Heat Wave Resilience at Urban Climate Scale (2 CPD Pts)
Date :21/11/2023
Time :06:30 PM to 08:30 PM
Venue :Lecture Theatre (LT)421, Level 4, NUS SDE 3, 4 Architecture Dr, School of Design and Environment, Singapore 117566
Organiser :NUS
CPD Point :2
Event Synopsis
Lecture 01
Understanding Urban Climate with Physics Modelling
Over the last decades, the impact of climate change on the urban climate and performance of buildings has been of increasing interest. The lecture will present the studies exploring the impact of climate change on the urban heat island (UHI) effect for different cities over the world. It would also detail a multiscale approach to studying UHI, ranging from city scale to local urban scale using coupled meteorological and urban microclimate models. The urban microclimate model, developed by the authors, includes CFD modelling of turbulent airflow due to wind and buoyancy effects, coupled heat and moisture transport in the air domain and in the porous domain of urban materials, shortwave and longwave radiative exchanges between urban surfaces and the sky and vegetation. The lecture would later present different mitigation scenarios for urban overheating during heatwaves, using vegetation, water spraying and enhanced night ventilation for neighborhoods undergoing densification.
Lecture By Prof. Jan Carmeliet
Since June 2008, Jan Carmeliet is full professor at the Chair of Building Physics at the department of Mechanical Engineering at ETH Zürich Switzerland.
Jan Carmeliet, graduated from the Katholieke Universiteit Leuven (K.U.Leuven) and has been Professor at K.U.Leuven since 1998 and part-time Professor at T.U.Eindhoven. He was in 2007 on sabbatical leave at the University of Illinois at Urbana Champaign and at Los Alamos Governmental Laboratories. His research resulted in more than 330 scientific journal papers.
His research interests concern urban climate and urban heat island mitigation, multiscale behaviour of porous materials and their fluid interactions, and multi-energy decentralized systems at building and urban scale.
He was research councillor of the National Science Foundation Switzerland and expert of the Swiss Innovation Agency (InnoSuisse). He was director of the graduate program ‘Master Integrated Building Systems’ at ETHZ. He was member of the research commission of ETH Zürich, the scientific commission of the CCEM (Centre of Competence Energy and Mobility) and the Board of Energy Science Centre ETH Zürich. He plaid a very active role in acquiring and organizing the SCCER (Swiss competence centre energy research) FEEB&D (Future energy efficient buildings and districts).
Lecture 02
Understanding the role of trees and Urban Parks in the Urban Climate
The increase in urban heat islands, amplified by climate change, affects not only humans but also the entire built environment. As the built environment contains materials that absorb more heat than nature, cities do not cool down sufficiently at night, unlike natural environments. This situation is exacerbated during heat waves, a phenomenon that is clearly increasing. Vegetation, such as street trees, grassy areas and even balcony and roof plants, plays a role in regulating outdoor urban conditions. Trees are modeled as porous media, sheltering wind flow, providing shadowing and radiative exchange, including transpirative cooling based on plant physiology. The lecture aims to elucidate the impact of plants and develop shading and evaporation systems that are inspired by plants.

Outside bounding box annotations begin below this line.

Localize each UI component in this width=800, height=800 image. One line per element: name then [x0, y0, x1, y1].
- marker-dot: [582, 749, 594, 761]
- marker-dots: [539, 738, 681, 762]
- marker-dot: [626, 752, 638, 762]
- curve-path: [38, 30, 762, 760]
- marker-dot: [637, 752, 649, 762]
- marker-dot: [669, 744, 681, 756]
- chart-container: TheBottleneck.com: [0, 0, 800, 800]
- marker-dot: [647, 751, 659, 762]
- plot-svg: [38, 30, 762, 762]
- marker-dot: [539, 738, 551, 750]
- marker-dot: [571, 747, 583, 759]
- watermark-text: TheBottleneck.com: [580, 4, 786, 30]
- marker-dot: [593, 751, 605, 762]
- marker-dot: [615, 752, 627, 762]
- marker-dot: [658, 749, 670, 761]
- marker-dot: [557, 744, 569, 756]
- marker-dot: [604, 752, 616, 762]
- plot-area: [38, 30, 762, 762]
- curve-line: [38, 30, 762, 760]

Lecture by Prof. Dominique Derome
Dominique Derome is professor at the Department of Civil and Building engineering, Université de Sherbrooke, Canada, and holds a Canada Research Chair tier 1 in Multiscale Building Physics.
She looks at heat and mass transfer processes in the built environment, the related impacts on durability of materials (namely wood) and on thermal comfort and its inhabitants. Her research proposes innovative and multiscale approaches of the highly coupled physical processes that occur in the built environment, intensively integrating advanced computational and experimental methods. This multidisciplinary research leads to solutions developed for a sustainable living environment, resilient in the face of climate change, possible higher risks of heat waves and impacts on the urban environment.
Her research led to more than 180 journal papers. Previously she was for 11 years senior scientist in Switzerland and 10 years professor at Concordia University, Canada. She is the Editor-in-Chief of the Journal of Building Physics.